The calculation of the cost matrix A is quite straightforward. Each position

(i, j)

is set to the number of lines used by a path serving the connection of the edge i in

R_{j}

or to the maximum number of lines plus one if there is no path in

R_{j}

with origin and end points corresponding to

E_{i}

.

2.3. On-Line Process

The assignment of resources to tasks must be done when new pending communications tasks require to do so. We assume that computing tasks send requests to the network manager in specific time frames or cycles.

In each cycle, some communication tasks, or edges of G, must be assigned to resources from

R_{i}

such that the sum of costs is minimum.

A straightforward approach is to pair each edge

E_{i}

with the resource that serves it at the minimum cost. Once paired, the resources are blocked for further assignments. This greedy way of proceeding works fine when the number of resources exceeds by large that of edges to be assigned.
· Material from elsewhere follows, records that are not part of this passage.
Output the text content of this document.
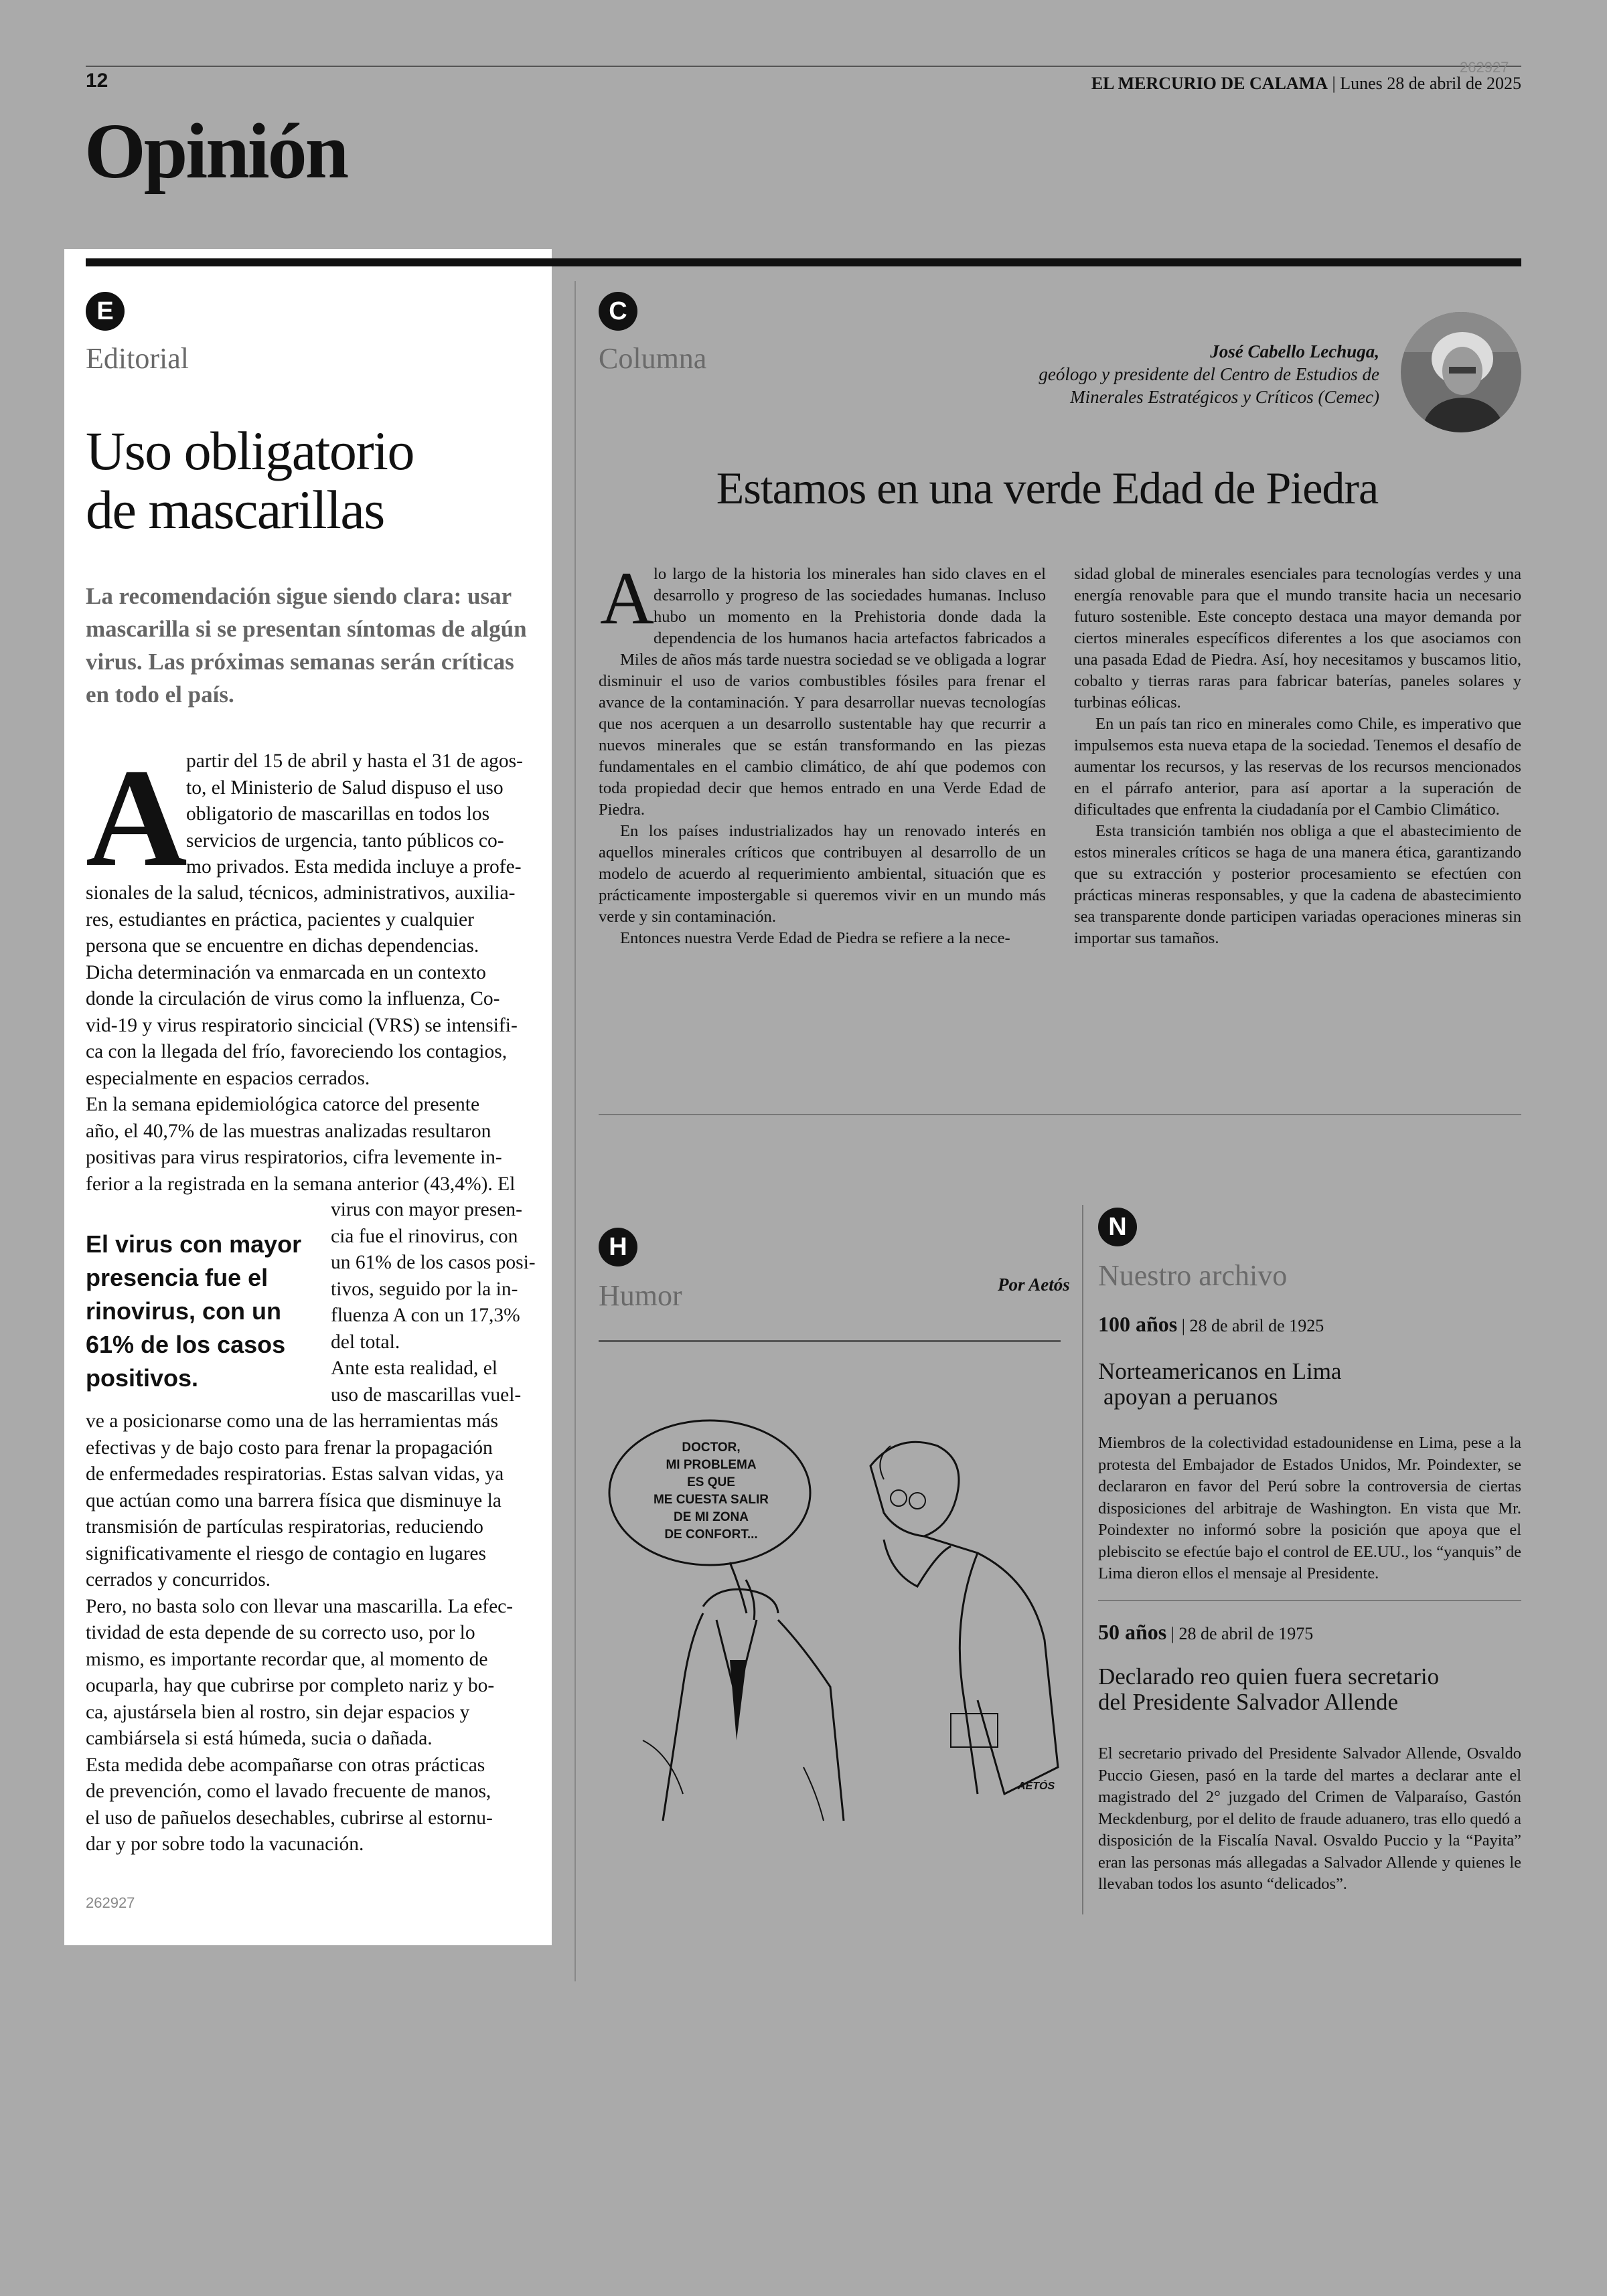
12
262927
EL MERCURIO DE CALAMA | Lunes 28 de abril de 2025
Opinión
E
Editorial
Uso obligatorio
de mascarillas
La recomendación sigue siendo clara: usar mascarilla si se presentan síntomas de algún virus. Las próximas semanas serán críticas en todo el país.
A
partir del 15 de abril y hasta el 31 de agos-
to, el Ministerio de Salud dispuso el uso
obligatorio de mascarillas en todos los
servicios de urgencia, tanto públicos co-
mo privados. Esta medida incluye a profe-
sionales de la salud, técnicos, administrativos, auxilia-
res, estudiantes en práctica, pacientes y cualquier
persona que se encuentre en dichas dependencias.
Dicha determinación va enmarcada en un contexto
donde la circulación de virus como la influenza, Co-
vid-19 y virus respiratorio sincicial (VRS) se intensifi-
ca con la llegada del frío, favoreciendo los contagios,
especialmente en espacios cerrados.
En la semana epidemiológica catorce del presente
año, el 40,7% de las muestras analizadas resultaron
positivas para virus respiratorios, cifra levemente in-
ferior a la registrada en la semana anterior (43,4%). El
El virus con mayor presencia fue el rinovirus, con un 61% de los casos positivos.
virus con mayor presen-
cia fue el rinovirus, con
un 61% de los casos posi-
tivos, seguido por la in-
fluenza A con un 17,3%
del total.
Ante esta realidad, el
uso de mascarillas vuel-
ve a posicionarse como una de las herramientas más
efectivas y de bajo costo para frenar la propagación
de enfermedades respiratorias. Estas salvan vidas, ya
que actúan como una barrera física que disminuye la
transmisión de partículas respiratorias, reduciendo
significativamente el riesgo de contagio en lugares
cerrados y concurridos.
Pero, no basta solo con llevar una mascarilla. La efec-
tividad de esta depende de su correcto uso, por lo
mismo, es importante recordar que, al momento de
ocuparla, hay que cubrirse por completo nariz y bo-
ca, ajustársela bien al rostro, sin dejar espacios y
cambiársela si está húmeda, sucia o dañada.
Esta medida debe acompañarse con otras prácticas
de prevención, como el lavado frecuente de manos,
el uso de pañuelos desechables, cubrirse al estornu-
dar y por sobre todo la vacunación.
262927
C
Columna	José Cabello Lechuga,
geólogo y presidente del Centro de Estudios de
Minerales Estratégicos y Críticos (Cemec)
Estamos en una verde Edad de Piedra
A lo largo de la historia los minerales han sido claves en el desarrollo y progreso de las sociedades humanas. Incluso hubo un momento en la Prehistoria donde dada la dependencia de los humanos hacia artefactos fabricados a

Miles de años más tarde nuestra sociedad se ve obligada a lograr disminuir el uso de varios combustibles fósiles para frenar el avance de la contaminación. Y para desarrollar nuevas tecnologías que nos acerquen a un desarrollo sustentable hay que recurrir a nuevos minerales que se están transformando en las piezas fundamentales en el cambio climático, de ahí que podemos con toda propiedad decir que hemos entrado en una Verde Edad de Piedra.

En los países industrializados hay un renovado interés en aquellos minerales críticos que contribuyen al desarrollo de un modelo de acuerdo al requerimiento ambiental, situación que es prácticamente impostergable si queremos vivir en un mundo más verde y sin contaminación.

Entonces nuestra Verde Edad de Piedra se refiere a la nece-

sidad global de minerales esenciales para tecnologías verdes y una energía renovable para que el mundo transite hacia un necesario futuro sostenible. Este concepto destaca una mayor demanda por ciertos minerales específicos diferentes a los que asociamos con una pasada Edad de Piedra. Así, hoy necesitamos y buscamos litio, cobalto y tierras raras para fabricar baterías, paneles solares y turbinas eólicas.

En un país tan rico en minerales como Chile, es imperativo que impulsemos esta nueva etapa de la sociedad. Tenemos el desafío de aumentar los recursos, y las reservas de los recursos mencionados en el párrafo anterior, para así aportar a la superación de dificultades que enfrenta la ciudadanía por el Cambio Climático.

Esta transición también nos obliga a que el abastecimiento de estos minerales críticos se haga de una manera ética, garantizando que su extracción y posterior procesamiento se efectúen con prácticas mineras responsables, y que la cadena de abastecimiento sea transparente donde participen variadas operaciones mineras sin importar sus tamaños.

H
Humor	Por Aetós
DOCTOR,
MI PROBLEMA
ES QUE
ME CUESTA SALIR
DE MI ZONA
DE CONFORT...
AETÓS
N
Nuestro archivo
100 años | 28 de abril de 1925
Norteamericanos en Lima
apoyan a peruanos
Miembros de la colectividad estadounidense en Lima, pese a la protesta del Embajador de Estados Unidos, Mr. Poindexter, se declararon en favor del Perú sobre la controversia de ciertas disposiciones del arbitraje de Washington. En vista que Mr. Poindexter no informó sobre la posición que apoya que el plebiscito se efectúe bajo el control de EE.UU., los “yanquis” de Lima dieron ellos el mensaje al Presidente.
50 años | 28 de abril de 1975
Declarado reo quien fuera secretario
del Presidente Salvador Allende
El secretario privado del Presidente Salvador Allende, Osvaldo Puccio Giesen, pasó en la tarde del martes a declarar ante el magistrado del 2° juzgado del Crimen de Valparaíso, Gastón Meckdenburg, por el delito de fraude aduanero, tras ello quedó a disposición de la Fiscalía Naval. Osvaldo Puccio y la “Payita” eran las personas más allegadas a Salvador Allende y quienes le llevaban todos los asunto “delicados”.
Anyway, blocking some assignments might lead to suboptimal solutions and, thus, it is much better to make them with the HA.

In fact, both algorithms perform equally well if sequential selection of minimum task-resource values leads to final solutions. In the Lua program 3 there is a for loop for the edges to be assigned and another one for the resources. The latter is inside a repeat loop that searches for the best possible assignment.
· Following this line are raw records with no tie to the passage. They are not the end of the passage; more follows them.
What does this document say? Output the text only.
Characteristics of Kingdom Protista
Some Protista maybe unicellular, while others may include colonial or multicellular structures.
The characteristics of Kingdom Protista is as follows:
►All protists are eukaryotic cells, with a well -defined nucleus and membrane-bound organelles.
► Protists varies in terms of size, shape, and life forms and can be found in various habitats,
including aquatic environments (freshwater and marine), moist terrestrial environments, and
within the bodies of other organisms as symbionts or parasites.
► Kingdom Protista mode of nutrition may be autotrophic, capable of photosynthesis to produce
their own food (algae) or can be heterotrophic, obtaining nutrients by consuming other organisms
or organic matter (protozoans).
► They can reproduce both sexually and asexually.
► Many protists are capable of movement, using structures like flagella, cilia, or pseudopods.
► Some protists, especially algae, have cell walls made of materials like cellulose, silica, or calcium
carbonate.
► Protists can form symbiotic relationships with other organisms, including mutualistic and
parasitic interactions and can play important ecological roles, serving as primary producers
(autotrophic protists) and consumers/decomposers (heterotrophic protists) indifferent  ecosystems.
This Lua function [13] is a version of Andrey Lopatin’s[14], which is one of the most compact implementations of the HA in the literature. In contrast with other implementations, the program does not modify cost matrix A and uses auxiliary vectors to account for the row and column offsets (U and V, respectively), the indices of rows to which columns (P) are paired with, the preceding elements in the current decision-taking step (W), the minimum costs per column (L), and a Boolean value to know whether a column is already paired (T). In this case, the zero positions of some vectors are used as control values for the program, and B to store the indices of the columns paired to each row.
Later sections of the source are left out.